Scoville, the Francis L. Moseley Professor of Astronomy, Emeritus, founded the Cosmic Evolution Survey (COSMOS) in 2003 and led the project for its first decade. COSMOS, which involves about 200 astronomers from many countries, has imaged a 2-square-degree area on the celestial equator, now called the COSMOS field, using most of the world's major telescopes in every wavelength band from radio to X-ray. More than two million galaxies have been detected in this field, dating back to a time when the universe was only a billion years old (it is currently 13.8 billion years old). The goal of the survey is to understand the formation and evolution of galaxies, the evolution of active supermassive black holes, and the changing rate of star formation over time.
Scoville's personal interest is in mapping the large-scale structure of matter in the distant universe. His research has shown that the masses of galaxies and the ages of their stellar populations are influenced by the large-scale structures within which they reside. Recently, he has used the Atacama Large Millimeter/submillimeter Array (ALMA) in Chile to track the overall evolution of star-forming gas in galaxies going back to two-thirds of the age of the universe, using a sample of more than 700 galaxies in the COSMOS survey field.

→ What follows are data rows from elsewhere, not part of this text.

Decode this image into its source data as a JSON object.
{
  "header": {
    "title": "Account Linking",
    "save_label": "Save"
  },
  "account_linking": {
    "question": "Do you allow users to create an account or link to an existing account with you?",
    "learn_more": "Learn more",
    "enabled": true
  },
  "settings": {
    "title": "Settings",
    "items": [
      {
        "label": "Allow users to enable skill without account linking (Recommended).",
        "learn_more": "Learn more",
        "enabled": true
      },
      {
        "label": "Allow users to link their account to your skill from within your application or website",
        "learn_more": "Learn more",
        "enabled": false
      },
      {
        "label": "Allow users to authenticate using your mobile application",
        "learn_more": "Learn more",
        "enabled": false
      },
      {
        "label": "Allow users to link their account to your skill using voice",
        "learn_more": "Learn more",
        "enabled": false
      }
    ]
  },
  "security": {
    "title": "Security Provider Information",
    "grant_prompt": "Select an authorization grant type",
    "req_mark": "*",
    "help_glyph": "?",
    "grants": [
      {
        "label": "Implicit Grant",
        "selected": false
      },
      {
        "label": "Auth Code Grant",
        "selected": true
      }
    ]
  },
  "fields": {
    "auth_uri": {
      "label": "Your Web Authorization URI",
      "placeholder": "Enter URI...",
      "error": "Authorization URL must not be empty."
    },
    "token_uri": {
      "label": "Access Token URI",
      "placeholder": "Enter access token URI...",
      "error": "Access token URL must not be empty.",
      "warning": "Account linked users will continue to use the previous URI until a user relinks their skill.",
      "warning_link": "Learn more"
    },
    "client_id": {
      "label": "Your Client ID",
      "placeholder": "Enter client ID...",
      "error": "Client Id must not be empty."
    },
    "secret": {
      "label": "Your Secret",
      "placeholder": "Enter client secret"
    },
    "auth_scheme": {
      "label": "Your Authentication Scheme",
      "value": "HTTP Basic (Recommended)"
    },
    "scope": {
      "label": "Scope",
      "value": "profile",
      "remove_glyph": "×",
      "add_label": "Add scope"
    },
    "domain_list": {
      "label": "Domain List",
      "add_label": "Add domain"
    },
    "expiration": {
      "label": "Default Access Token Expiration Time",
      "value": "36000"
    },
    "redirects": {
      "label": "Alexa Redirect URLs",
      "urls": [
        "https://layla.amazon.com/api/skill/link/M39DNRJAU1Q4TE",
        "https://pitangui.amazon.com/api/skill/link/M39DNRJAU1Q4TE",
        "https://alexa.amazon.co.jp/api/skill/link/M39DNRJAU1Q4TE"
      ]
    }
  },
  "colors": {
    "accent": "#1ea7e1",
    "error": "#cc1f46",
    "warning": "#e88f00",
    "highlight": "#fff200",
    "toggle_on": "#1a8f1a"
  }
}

Scoville was also the director of Caltech's Owens Valley Radio Observatory from 1986 to 1996. He has done extensive theoretical work on how stars lose mass, ultra-luminous infrared galaxies, and active supermassive black holes.
Nick Scoville was born in New York City and raised in Washington, D.C., where his father was a prominent physical scientist and arms control advocate and his mother was a painter and sculptor. Scoville picked up traits from both parents—his hobby is making abstract welded aluminum sculptures.
He attended Columbia University for both his undergraduate and graduate studies, completing his PhD in 1972. From 1975 to 1983, he was at the University of Massachusetts, Amherst, where he became known for pioneering radio, submillimeter, and infrared observations of interstellar gas, including giant molecular clouds. He has served as a professor at Caltech since 1984.